The effect of BMI came second after HB, which was found to be more influential than the other primary factors considered by specialists (e.g., PLT, OP, AGE, and LIVER). Similar to previous findings [14
], the evaluation of BMI indicated that patients with a high BMI may require treatment with the same volume of blood loss. Furthermore, a lower PLT (i.e., PLT ≤ 80,000) indicates a high amount of blood loss. This is because poor blood coagulation may be caused by cirrhosis or severe sepsis, which was supported by a previous study reporting that blood preparation may be suitable with a PLT of <100,000 [15
Notably, surgical waiting time (OP_DAYS) was also found to have a marked influence mainly on patients with open wounds because the need for an intraoperative blood transfusion is higher for patients who experience continuous blood loss and have longer surgical waiting times [10
Next, our study identified AGE as a vital factor for determining whether a blood transfusion should be performed, which is consistent with the findings of many previous studies [3
]. Although some previous studies have considered that INR is irrelevant to the need for a blood transfusion, the results of the present study showed that INR is relevant to the need for a blood transfusion.

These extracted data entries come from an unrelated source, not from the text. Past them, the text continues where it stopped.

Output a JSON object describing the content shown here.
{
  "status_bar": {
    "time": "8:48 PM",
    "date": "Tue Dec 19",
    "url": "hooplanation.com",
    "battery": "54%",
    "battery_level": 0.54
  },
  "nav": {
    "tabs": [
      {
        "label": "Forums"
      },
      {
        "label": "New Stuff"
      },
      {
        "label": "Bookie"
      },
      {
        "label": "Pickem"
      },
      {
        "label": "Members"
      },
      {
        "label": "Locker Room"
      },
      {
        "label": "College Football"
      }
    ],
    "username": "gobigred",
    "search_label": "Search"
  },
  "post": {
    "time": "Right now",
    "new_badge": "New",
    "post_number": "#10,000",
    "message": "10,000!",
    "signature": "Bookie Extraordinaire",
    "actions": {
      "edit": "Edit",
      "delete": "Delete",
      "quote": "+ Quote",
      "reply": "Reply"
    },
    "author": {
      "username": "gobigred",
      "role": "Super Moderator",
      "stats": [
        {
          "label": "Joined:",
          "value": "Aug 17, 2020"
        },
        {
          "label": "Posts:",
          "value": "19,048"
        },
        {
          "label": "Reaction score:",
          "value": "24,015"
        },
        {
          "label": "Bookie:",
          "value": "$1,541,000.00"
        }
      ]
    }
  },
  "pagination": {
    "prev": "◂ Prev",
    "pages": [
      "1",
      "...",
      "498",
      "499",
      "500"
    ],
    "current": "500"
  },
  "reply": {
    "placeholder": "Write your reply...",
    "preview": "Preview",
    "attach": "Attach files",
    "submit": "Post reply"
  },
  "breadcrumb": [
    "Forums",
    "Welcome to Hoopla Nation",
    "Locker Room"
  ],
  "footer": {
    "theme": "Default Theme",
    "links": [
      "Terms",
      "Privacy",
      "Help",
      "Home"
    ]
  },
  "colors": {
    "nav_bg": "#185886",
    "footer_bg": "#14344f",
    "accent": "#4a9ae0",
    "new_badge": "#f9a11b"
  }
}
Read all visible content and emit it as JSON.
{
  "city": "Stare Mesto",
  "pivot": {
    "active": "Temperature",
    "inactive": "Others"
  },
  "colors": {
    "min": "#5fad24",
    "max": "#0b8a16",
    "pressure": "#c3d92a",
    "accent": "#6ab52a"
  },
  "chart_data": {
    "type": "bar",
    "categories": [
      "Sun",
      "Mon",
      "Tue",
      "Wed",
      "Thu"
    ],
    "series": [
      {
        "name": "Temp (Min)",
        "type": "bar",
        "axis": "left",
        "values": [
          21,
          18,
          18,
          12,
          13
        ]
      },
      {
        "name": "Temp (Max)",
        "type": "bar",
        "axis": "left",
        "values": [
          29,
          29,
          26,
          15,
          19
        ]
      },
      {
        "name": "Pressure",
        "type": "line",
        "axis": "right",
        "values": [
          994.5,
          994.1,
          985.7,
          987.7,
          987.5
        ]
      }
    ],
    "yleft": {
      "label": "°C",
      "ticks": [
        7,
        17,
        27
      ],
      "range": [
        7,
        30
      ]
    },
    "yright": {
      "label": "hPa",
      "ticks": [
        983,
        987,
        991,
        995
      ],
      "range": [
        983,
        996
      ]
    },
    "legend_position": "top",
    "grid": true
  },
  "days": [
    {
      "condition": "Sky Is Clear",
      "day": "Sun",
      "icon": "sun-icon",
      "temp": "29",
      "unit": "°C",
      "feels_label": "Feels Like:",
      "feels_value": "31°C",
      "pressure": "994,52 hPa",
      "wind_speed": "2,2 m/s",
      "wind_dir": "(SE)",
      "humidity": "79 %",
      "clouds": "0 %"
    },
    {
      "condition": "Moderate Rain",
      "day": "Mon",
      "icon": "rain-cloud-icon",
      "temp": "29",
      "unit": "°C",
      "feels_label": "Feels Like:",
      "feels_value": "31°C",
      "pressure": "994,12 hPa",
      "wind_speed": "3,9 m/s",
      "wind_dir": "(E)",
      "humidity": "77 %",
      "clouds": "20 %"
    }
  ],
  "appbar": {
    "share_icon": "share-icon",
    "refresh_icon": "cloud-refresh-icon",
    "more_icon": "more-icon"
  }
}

Finally, regarding the type of OP, specialists consider that the decision to prepare blood is highly likely to be affected by events that occur during surgery. For instance, most limb operations do not require blood preparation because tourniquets are used when the need for blood preparation increases or for operations with a high risk of bleeding (e.g., spinal, thigh bone, knee, and hip replacement operations).

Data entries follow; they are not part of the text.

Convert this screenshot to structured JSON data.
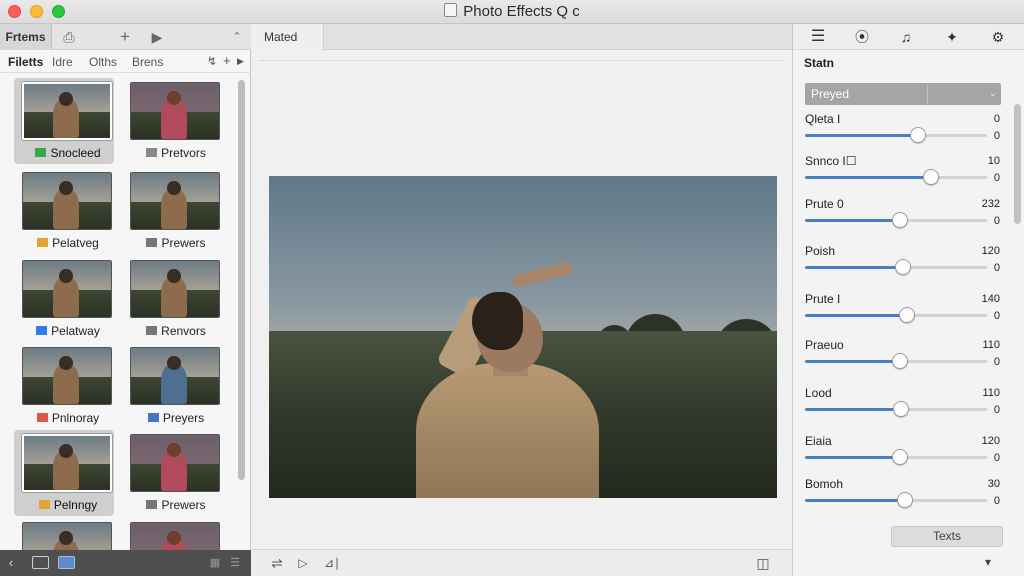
{
  "window": {
    "title": "Photo Effects Q c"
  },
  "left_panel": {
    "active_tab": "Frtems",
    "filters": [
      "Filetts",
      "Idre",
      "Olths",
      "Brens"
    ],
    "thumbnails": [
      {
        "label": "Snocleed",
        "icon_color": "#3aa84a",
        "variant": "dark",
        "selected": true
      },
      {
        "label": "Pretvors",
        "icon_color": "#888888",
        "variant": "pink",
        "selected": false
      },
      {
        "label": "Pelatveg",
        "icon_color": "#e3a431",
        "variant": "dark",
        "selected": false
      },
      {
        "label": "Prewers",
        "icon_color": "#777777",
        "variant": "dark",
        "selected": false
      },
      {
        "label": "Pelatway",
        "icon_color": "#2e7ee6",
        "variant": "dark",
        "selected": false
      },
      {
        "label": "Renvors",
        "icon_color": "#777777",
        "variant": "dark",
        "selected": false
      },
      {
        "label": "Pnlnoray",
        "icon_color": "#e0554a",
        "variant": "dark",
        "selected": false
      },
      {
        "label": "Preyers",
        "icon_color": "#4a73c1",
        "variant": "blue",
        "selected": false
      },
      {
        "label": "Pelnngy",
        "icon_color": "#e3a431",
        "variant": "dark",
        "selected": true
      },
      {
        "label": "Prewers",
        "icon_color": "#777777",
        "variant": "pink",
        "selected": false
      },
      {
        "label": "",
        "icon_color": "#777777",
        "variant": "dark",
        "selected": false
      },
      {
        "label": "",
        "icon_color": "#777777",
        "variant": "pink",
        "selected": false
      }
    ]
  },
  "center_panel": {
    "tab_label": "Mated"
  },
  "right_panel": {
    "section_title": "Statn",
    "preset_value": "Preyed",
    "sliders": [
      {
        "label": "Qleta I",
        "value": "0",
        "sub_value": "0",
        "level": 0.62
      },
      {
        "label": "Snnco I☐",
        "value": "10",
        "sub_value": "0",
        "level": 0.69
      },
      {
        "label": "Prute 0",
        "value": "232",
        "sub_value": "0",
        "level": 0.52
      },
      {
        "label": "Poish",
        "value": "120",
        "sub_value": "0",
        "level": 0.54
      },
      {
        "label": "Prute I",
        "value": "140",
        "sub_value": "0",
        "level": 0.56
      },
      {
        "label": "Praeuo",
        "value": "110",
        "sub_value": "0",
        "level": 0.52
      },
      {
        "label": "Lood",
        "value": "110",
        "sub_value": "0",
        "level": 0.53
      },
      {
        "label": "Eiaia",
        "value": "120",
        "sub_value": "0",
        "level": 0.52
      },
      {
        "label": "Bomoh",
        "value": "30",
        "sub_value": "0",
        "level": 0.55
      }
    ],
    "reset_button": "Texts"
  }
}
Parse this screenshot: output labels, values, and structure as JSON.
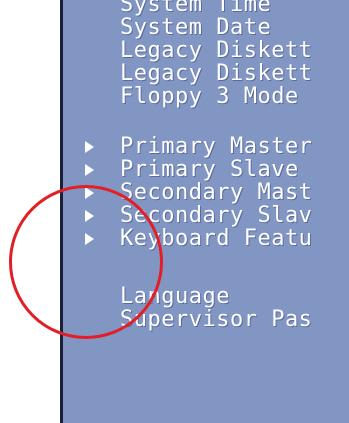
{
  "bios_menu": {
    "items": [
      {
        "label": "System Time",
        "has_submenu": false
      },
      {
        "label": "System Date",
        "has_submenu": false
      },
      {
        "label": "Legacy Diskett",
        "has_submenu": false
      },
      {
        "label": "Legacy Diskett",
        "has_submenu": false
      },
      {
        "label": "Floppy 3 Mode",
        "has_submenu": false
      },
      {
        "label": "Primary Master",
        "has_submenu": true
      },
      {
        "label": "Primary Slave",
        "has_submenu": true
      },
      {
        "label": "Secondary Mast",
        "has_submenu": true
      },
      {
        "label": "Secondary Slav",
        "has_submenu": true
      },
      {
        "label": "Keyboard Featu",
        "has_submenu": true
      },
      {
        "label": "Language",
        "has_submenu": false
      },
      {
        "label": "Supervisor Pas",
        "has_submenu": false
      }
    ]
  },
  "colors": {
    "panel_background": "#8296c4",
    "text": "#ffffff",
    "annotation_circle": "#e21f26"
  },
  "icons": {
    "submenu_indicator": "triangle-right-icon"
  }
}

The identification of the predictors for blood transfusions in surgical patients has long been a topic of concern in medicine; statistical models are commonly utilized in the literature. Until recently, data mining and machine learning techniques have proven to possess an excellent ability to construct prediction models in the medical domain. This study sought to develop a reliable prediction model by using SVM, DT, and LGR supervised learning algorithms to improve current clinical decision-making procedures for blood management. The results may provide a clinical reference for evaluating preoperative blood preparation and may serve as a reminder to high-risk patients when preparing blood for a transfusion before surgery, thereby enhancing overall service quality and safety. In addition, our study also contributes to the literature related to the novel use of data mining techniques for transfusion medicine.

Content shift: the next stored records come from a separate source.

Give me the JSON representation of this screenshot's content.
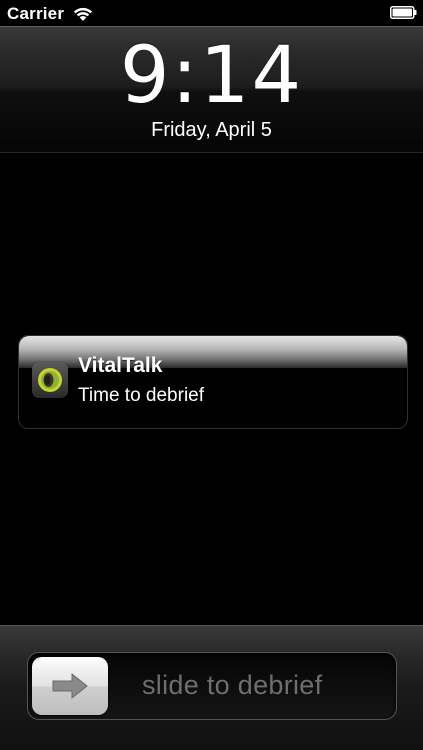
{
  "status_bar": {
    "carrier": "Carrier",
    "icons": [
      "wifi-icon",
      "battery-icon"
    ]
  },
  "lock_screen": {
    "time": "9:14",
    "date": "Friday, April 5"
  },
  "notification": {
    "app_name": "VitalTalk",
    "message": "Time to debrief",
    "icon": "vitaltalk-app-icon",
    "icon_colors": {
      "ring_outer": "#c8d42a",
      "ring_inner": "#6aa23a"
    }
  },
  "unlock_slider": {
    "label": "slide to debrief",
    "knob_icon": "arrow-right-icon"
  }
}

Three concerns were identified as research limitations. First, the gold standard of blood transfusion in surgical patients is the doctor’s clinical judgement, and over-transfusion might be a problem in such scenario. It may be worth repeating the study after reviewing whether a transfusion is appropriate by a well-trained team. Second, we primarily investigated the need for a blood transfusion within 48 h of surgery and did not consider that physicians may have already performed a blood transfusion for the patient prior to that threshold. Third, a history of anticoagulant use does not consider prescriptions from other hospitals or purchases from other sources.
The present study confirmed that data mining techniques possess satisfactory accuracy for predicting whether a blood transfusion will be necessary in orthopedic procedures. Future studies of the prediction of blood volume or using other variables such as surgery duration and blood loss volume should be considered. Further applications in other medical departments are expected to generate satisfactory outcomes and improve the safety of surgery.